The second one was Zone Zero (2014) by Farzad Moloudi. A film that I unfortunately missed on the opening night of ARKIPEL. Since this film was screened already on opening night, it wasn’t surprising to see some people left their seats. I continued watching with the remaining three.
Just like Break In, Zone Zero documented the actors who lived inside an abandoned church that later was used as communal housing called Gesu Project. This project tried to unify hundreds of human from various cultural backgrounds. The process to erase that cultural border from each family were shown in this film; how they solved problems and still united with each others although so many obstacles facing.
A hundred and five minutes passed by just like a river flow, as the narration in Zone Zero was very intriguing with its anxiety and excitement.
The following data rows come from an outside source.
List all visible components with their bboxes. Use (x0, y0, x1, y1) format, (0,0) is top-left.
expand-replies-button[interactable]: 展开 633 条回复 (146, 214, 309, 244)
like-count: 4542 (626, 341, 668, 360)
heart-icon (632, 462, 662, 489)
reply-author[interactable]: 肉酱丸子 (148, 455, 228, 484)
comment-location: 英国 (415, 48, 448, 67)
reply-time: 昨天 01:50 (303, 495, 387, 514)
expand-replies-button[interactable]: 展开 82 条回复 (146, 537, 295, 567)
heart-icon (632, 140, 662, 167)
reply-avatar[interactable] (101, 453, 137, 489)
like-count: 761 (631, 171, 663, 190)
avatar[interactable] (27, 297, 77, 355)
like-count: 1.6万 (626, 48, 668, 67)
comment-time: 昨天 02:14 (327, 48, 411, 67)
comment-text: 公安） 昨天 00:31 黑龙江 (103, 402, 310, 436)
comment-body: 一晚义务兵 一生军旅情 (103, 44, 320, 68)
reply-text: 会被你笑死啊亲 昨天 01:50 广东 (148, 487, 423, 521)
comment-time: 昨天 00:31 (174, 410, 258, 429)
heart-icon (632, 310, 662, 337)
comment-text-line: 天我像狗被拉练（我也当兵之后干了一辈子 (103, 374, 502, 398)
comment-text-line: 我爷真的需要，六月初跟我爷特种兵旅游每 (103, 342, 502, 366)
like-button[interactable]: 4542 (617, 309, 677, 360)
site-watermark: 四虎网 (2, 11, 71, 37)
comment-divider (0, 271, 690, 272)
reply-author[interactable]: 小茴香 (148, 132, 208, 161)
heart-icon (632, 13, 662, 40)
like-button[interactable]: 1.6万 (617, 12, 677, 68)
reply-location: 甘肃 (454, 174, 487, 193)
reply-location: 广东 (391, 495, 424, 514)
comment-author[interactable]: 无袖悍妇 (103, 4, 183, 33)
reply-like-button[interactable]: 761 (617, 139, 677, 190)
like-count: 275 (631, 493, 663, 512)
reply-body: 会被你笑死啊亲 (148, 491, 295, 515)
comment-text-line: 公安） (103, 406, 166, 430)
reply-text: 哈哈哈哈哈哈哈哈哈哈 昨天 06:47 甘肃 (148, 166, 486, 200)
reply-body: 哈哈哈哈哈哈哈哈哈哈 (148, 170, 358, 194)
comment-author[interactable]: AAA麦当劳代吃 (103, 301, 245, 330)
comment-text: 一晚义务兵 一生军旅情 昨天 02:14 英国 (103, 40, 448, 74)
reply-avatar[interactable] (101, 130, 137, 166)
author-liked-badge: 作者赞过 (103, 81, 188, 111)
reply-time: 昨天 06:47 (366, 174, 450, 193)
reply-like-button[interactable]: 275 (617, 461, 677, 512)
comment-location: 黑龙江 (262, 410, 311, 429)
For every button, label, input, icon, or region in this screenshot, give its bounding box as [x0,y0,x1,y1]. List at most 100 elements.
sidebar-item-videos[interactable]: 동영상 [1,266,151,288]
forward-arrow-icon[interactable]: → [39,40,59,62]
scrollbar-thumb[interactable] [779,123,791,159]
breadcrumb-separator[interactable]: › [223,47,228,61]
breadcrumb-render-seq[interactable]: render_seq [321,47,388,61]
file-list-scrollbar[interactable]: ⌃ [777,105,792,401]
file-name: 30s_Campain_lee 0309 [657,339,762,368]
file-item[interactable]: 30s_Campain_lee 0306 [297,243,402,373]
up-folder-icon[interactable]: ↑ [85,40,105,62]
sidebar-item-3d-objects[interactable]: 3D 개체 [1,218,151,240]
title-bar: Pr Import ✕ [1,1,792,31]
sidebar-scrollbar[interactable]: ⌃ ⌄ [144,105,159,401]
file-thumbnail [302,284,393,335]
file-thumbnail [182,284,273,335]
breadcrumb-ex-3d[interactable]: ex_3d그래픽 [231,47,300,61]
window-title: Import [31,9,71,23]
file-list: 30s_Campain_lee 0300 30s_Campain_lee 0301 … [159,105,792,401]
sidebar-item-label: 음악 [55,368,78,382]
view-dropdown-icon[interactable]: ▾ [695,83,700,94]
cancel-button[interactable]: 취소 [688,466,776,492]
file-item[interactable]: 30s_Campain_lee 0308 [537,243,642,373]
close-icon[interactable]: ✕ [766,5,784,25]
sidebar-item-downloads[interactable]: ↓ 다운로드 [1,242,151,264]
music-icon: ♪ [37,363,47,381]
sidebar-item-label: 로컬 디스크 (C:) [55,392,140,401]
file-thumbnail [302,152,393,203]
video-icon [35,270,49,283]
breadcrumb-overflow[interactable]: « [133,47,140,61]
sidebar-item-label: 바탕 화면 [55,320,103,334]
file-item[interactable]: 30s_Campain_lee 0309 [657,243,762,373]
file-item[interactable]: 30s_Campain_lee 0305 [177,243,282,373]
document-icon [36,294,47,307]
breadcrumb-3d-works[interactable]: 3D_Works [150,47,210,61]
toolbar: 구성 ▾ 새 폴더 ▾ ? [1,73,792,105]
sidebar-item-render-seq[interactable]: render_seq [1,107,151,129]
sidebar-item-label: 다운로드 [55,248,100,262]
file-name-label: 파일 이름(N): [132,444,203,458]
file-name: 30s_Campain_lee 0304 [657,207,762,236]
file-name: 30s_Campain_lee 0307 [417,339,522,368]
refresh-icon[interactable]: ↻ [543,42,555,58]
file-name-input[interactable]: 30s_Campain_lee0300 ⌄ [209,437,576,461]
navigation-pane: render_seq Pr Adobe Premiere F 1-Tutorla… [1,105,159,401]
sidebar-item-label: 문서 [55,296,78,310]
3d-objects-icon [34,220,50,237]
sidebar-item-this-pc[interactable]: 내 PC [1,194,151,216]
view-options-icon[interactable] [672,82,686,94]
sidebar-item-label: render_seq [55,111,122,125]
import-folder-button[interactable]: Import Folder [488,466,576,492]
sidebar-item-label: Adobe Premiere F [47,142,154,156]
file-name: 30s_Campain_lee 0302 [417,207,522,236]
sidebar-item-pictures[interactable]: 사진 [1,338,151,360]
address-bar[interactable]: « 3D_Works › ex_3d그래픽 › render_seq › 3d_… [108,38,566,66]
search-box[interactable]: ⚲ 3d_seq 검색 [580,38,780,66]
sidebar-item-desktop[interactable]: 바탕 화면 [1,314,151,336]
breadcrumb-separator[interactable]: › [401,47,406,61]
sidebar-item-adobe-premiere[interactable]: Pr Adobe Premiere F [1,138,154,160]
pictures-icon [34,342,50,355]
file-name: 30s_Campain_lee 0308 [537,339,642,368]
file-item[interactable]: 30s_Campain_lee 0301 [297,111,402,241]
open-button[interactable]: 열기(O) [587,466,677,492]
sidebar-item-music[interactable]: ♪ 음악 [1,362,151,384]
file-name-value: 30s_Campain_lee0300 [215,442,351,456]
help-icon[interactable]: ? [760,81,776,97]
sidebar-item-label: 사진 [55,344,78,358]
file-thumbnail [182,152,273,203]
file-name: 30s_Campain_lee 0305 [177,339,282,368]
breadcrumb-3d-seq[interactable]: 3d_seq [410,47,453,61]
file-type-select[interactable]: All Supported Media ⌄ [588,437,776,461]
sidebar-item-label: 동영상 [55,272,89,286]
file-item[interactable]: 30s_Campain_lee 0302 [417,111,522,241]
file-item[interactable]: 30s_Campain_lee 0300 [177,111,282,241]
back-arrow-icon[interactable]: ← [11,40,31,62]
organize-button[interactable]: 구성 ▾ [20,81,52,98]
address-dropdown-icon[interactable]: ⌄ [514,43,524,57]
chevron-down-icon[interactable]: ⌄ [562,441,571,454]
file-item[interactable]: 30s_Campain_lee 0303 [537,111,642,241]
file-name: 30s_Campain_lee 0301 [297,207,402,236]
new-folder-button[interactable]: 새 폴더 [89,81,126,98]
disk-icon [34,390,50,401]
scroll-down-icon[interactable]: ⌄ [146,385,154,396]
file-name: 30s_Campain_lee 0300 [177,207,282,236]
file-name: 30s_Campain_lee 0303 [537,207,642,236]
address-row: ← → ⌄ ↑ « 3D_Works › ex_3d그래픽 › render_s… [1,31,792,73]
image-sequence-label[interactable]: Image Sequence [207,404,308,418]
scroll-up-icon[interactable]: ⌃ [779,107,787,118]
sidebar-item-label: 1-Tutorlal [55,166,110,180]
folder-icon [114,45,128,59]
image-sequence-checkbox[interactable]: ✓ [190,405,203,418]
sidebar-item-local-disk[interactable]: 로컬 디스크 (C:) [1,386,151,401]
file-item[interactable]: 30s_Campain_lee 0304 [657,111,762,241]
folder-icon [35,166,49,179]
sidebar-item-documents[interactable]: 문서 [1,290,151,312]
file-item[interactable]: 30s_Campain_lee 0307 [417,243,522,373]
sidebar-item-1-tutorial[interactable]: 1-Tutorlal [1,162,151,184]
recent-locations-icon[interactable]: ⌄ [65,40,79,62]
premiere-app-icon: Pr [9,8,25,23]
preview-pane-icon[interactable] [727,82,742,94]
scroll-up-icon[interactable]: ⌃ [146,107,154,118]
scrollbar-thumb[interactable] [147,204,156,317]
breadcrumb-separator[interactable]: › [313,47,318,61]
Then, we came to the last film in this program; Mediterranean Sea (Mare Mediterraneum, 2016) by Markus Keim and Beate Hacher from Austria. This film succesfully captivated me. Mediterranean Sea only lasted for 10 minutes yet it depicted a simple narration yet pivotal on what was left from clandestine migrants; giant wave, shoes hanging low near by a boat wrecked by the ocean.